To explore the relationship between enhancers and the anchored border of stripe domains genome-wide, we determined the average relative position of ChIP-seq profiles for the enhancer histone marks (H3K27ac and H3K4me1), as well as the pluripotency-specific transcription factors (TF) Nanog, Oct4, and Sox2 with respect to the TAD classes in ESCs. TAD classes in the repressive compartment exhibited weaker ChIP signals compared to active compartment TAD classes (Supplementary Fig. 3a), thus we focused our analyses on active compartment TADs. We observed distinct distributions of enhancer marks and TFs among the TAD classes. Loop domains had an overall lower ChIP-seq signal for both enhancer marks, as well as TFs compared to stripe domains (Supplementary Fig. 3a), likely reflecting the overall active state of the stripe domain class. In addition to these signal differences, the distribution of the histone marks and TFs was very different in the stripe domains, where the signal was maximal at the anchored border and progressively decreased throughout the TAD towards the unanchored border (Fig. 3c, Supplementary Fig. 3a, b).
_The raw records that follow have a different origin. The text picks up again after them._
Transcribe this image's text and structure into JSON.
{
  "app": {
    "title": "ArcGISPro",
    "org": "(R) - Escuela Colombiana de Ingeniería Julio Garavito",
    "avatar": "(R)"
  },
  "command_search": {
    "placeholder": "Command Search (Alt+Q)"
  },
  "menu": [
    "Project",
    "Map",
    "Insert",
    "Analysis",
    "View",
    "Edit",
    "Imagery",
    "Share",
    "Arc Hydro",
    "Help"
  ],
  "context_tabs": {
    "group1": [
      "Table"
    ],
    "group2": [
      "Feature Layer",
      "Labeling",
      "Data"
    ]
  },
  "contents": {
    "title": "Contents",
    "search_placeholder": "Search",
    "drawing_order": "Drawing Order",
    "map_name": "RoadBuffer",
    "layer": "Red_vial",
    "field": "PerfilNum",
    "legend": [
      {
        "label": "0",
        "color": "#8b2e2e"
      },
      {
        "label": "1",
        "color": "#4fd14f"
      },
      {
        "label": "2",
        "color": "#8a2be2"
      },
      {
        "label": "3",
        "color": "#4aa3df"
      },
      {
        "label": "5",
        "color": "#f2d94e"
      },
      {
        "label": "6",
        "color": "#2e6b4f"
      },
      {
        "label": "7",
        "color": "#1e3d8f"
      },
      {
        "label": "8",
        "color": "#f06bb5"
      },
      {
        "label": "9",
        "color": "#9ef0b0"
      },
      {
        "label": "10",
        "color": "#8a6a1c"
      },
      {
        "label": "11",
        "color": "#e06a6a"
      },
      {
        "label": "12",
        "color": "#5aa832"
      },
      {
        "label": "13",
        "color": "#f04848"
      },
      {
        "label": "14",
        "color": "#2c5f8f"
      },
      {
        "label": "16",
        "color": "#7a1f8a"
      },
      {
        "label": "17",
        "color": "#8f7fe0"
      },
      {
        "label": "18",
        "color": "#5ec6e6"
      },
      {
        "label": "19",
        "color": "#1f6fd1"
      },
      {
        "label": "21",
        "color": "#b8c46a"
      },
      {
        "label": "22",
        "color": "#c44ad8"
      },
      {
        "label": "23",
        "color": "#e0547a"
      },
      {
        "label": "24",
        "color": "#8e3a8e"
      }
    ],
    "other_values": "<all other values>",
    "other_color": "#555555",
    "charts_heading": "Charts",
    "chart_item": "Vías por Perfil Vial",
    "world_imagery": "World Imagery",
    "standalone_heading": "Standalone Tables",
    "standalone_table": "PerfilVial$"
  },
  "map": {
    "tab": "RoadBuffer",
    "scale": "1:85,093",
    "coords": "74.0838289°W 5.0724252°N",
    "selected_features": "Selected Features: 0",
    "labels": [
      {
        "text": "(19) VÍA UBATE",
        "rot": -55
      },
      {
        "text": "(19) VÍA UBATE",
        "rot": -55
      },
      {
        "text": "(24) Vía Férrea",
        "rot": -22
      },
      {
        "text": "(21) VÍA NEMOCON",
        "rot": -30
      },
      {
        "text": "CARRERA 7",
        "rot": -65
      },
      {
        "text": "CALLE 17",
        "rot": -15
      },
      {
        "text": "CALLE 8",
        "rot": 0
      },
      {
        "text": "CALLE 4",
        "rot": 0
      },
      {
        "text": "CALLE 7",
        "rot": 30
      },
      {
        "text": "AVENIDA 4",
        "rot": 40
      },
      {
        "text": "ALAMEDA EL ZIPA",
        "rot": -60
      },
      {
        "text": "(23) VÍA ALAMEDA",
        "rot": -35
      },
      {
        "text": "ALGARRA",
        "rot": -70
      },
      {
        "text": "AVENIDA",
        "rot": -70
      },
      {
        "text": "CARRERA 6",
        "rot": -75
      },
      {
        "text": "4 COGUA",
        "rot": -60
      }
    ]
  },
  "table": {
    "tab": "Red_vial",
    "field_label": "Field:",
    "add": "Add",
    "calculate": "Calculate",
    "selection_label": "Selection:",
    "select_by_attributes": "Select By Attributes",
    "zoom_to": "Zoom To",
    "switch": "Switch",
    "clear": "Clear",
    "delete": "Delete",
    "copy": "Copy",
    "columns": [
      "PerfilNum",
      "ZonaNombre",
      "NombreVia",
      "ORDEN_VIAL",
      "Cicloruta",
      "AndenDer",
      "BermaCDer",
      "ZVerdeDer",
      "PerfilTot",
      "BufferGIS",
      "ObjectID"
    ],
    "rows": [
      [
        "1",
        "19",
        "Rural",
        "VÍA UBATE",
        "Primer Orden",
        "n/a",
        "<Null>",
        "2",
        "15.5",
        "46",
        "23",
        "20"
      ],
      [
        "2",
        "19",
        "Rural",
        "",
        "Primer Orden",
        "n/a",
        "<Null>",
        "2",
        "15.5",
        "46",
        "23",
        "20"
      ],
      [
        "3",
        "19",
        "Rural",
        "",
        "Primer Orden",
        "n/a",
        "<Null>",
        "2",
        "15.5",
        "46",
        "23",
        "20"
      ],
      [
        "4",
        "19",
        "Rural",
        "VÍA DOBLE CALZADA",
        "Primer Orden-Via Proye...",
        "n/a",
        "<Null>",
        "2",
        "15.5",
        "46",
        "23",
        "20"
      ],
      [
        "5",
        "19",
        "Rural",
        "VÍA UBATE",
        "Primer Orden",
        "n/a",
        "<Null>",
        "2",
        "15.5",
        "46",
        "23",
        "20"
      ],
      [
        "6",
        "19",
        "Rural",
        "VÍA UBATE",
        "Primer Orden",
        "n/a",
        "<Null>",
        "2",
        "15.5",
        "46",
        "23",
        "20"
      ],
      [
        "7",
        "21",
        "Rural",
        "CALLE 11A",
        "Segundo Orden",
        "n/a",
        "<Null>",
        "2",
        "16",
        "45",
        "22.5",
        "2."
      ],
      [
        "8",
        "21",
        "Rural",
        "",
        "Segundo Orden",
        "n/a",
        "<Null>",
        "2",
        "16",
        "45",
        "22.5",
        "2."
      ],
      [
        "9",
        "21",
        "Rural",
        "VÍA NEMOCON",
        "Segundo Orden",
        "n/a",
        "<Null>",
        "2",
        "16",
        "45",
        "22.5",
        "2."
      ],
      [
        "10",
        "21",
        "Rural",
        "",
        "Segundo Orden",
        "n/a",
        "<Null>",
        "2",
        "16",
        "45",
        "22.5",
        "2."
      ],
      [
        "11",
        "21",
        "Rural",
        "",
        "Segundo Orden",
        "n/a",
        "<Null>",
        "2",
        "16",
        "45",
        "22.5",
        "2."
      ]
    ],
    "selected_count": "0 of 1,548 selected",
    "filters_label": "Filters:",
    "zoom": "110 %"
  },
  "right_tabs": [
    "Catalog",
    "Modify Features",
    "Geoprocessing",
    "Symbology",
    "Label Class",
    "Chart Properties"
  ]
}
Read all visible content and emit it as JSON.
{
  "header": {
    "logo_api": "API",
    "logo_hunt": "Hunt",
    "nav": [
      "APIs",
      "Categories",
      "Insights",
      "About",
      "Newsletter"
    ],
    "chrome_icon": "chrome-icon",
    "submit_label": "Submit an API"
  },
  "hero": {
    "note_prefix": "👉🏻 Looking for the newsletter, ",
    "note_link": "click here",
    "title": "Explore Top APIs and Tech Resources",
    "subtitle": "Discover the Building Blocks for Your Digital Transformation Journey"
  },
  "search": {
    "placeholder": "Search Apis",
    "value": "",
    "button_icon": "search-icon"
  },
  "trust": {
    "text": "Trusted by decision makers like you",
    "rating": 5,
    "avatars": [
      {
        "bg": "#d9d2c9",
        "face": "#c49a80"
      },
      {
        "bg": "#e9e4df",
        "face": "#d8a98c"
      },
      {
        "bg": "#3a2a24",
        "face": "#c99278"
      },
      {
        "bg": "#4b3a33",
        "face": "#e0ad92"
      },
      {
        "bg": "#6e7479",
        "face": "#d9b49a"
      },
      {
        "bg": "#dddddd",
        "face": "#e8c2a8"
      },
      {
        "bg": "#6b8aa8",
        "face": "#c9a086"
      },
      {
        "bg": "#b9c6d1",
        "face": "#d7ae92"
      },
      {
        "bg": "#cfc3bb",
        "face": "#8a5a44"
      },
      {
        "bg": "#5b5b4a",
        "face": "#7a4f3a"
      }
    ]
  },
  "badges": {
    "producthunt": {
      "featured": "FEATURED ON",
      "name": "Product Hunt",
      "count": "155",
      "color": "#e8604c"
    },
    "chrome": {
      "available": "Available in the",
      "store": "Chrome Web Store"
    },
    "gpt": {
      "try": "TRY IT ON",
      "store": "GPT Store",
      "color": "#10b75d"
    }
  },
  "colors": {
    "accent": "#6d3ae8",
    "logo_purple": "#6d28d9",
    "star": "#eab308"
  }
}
To further validate these results, we used ChromHMM to analyse the distribution of enhancer epigenetic marks and define chromatin states in active compartment TAD classes. Using H3K27ac, H3K27me3, H3K4me1, and Pol2 ChIP data, we considered four enhancer states: Primed, Poised, Active with Pol2, and Active without Pol2 in both ESC and NSC (Fig. 3d, Supplementary Fig. 3d, e Supplementary Table 2). Similar proportions of loop and stripe domains contained enhancers of all classes (Supplementary Fig. 3f). However, the distribution of enhancer elements across TAD classes was non-uniform, with specific enrichment of both Poised and Active chromatin states at the anchored border of stripe domains compared to both the unanchored border and to loop domains (Fig. 3d). Our results indicate that the localisation of poised or active enhancers at the anchored end of a stripe domain is associated with the polarity of stripe domain architecture.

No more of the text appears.